Hip-hop purists contend that ever since commercial radio stations across the country began switching formats in the early 1990s to accommodate rap music, they lowered the stakes and diluted the art-form.

From the time when the groundbreaking duo Mr. Magic and DJ Marley Marl featured “Rap Attack,” the first exclusive hip-hop radio show on commercial radio—WHBI in 1981, and then WBLS the following year, and Kool DJ Red Alert and Chuck Chillout did the same at KISS FM later in 1982—rap music was only played a few hours each Friday and Saturday night. Primarily elite MCs got airplay. But after stations switched to 24/7 formats, regular rappers got constant rotation.
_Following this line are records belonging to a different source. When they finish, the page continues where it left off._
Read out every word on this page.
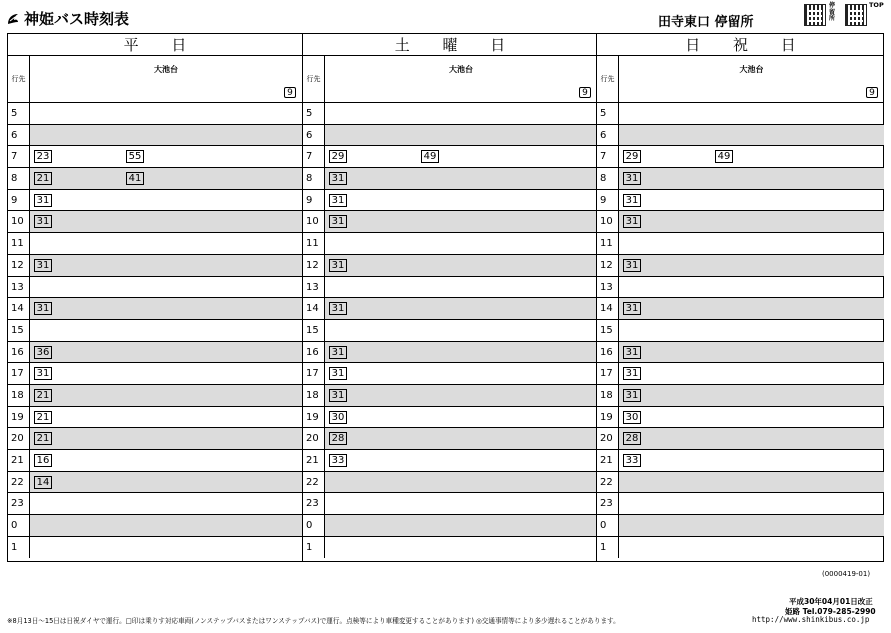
神姫バス時刻表	田寺東口 停留所
停留所
TOP
平 日
行先
大池台
9
5
6
7	23	55
8	21	41
9	31
10	31
11
12	31
13
14	31
15
16	36
17	31
18	21
19	21
20	21
21	16
22	14
23
0
1
土 曜 日
行先
大池台
9
5
6
7	29	49
8	31
9	31
10	31
11
12	31
13
14	31
15
16	31
17	31
18	31
19	30
20	28
21	33
22
23
0
1
日 祝 日
行先
大池台
9
5
6
7	29	49
8	31
9	31
10	31
11
12	31
13
14	31
15
16	31
17	31
18	31
19	30
20	28
21	33
22
23
0
1
(0000419-01)
平成30年04月01日改正
姫路 Tel.079-285-2990
※8月13日～15日は日祝ダイヤで運行。□印は乗りす対応車両(ノンステップバスまたはワンステップバス)で運行。点検等により車種変更することがあります) ◎交通事情等により多少遅れることがあります。	http://www.shinkibus.co.jp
Nas dropped his eighth album, “Hip-Hop Is Dead,” in 2006, creating much controversy.

Many hip-hop pioneers share their sentiments, reflecting on a period when rap music was very diverse, containing elements of culture, education, inspiration, socio-political issues and urban folklore, as well as entertainment and partying. Many of them say the current generation of artists are ignorant about hip-hop’s past and condemn them for doing just the opposite of what the Bronx-bred culture was meant to do.

“You need to look real close at this previous tweet that’s reached almost 1 million people already and see what you read,” Rakim wrote in a second tweet, making a clear distinction. “It says ‘rap’ not ‘hip-hop.’ If you don’t know the difference, you can’t make a difference.”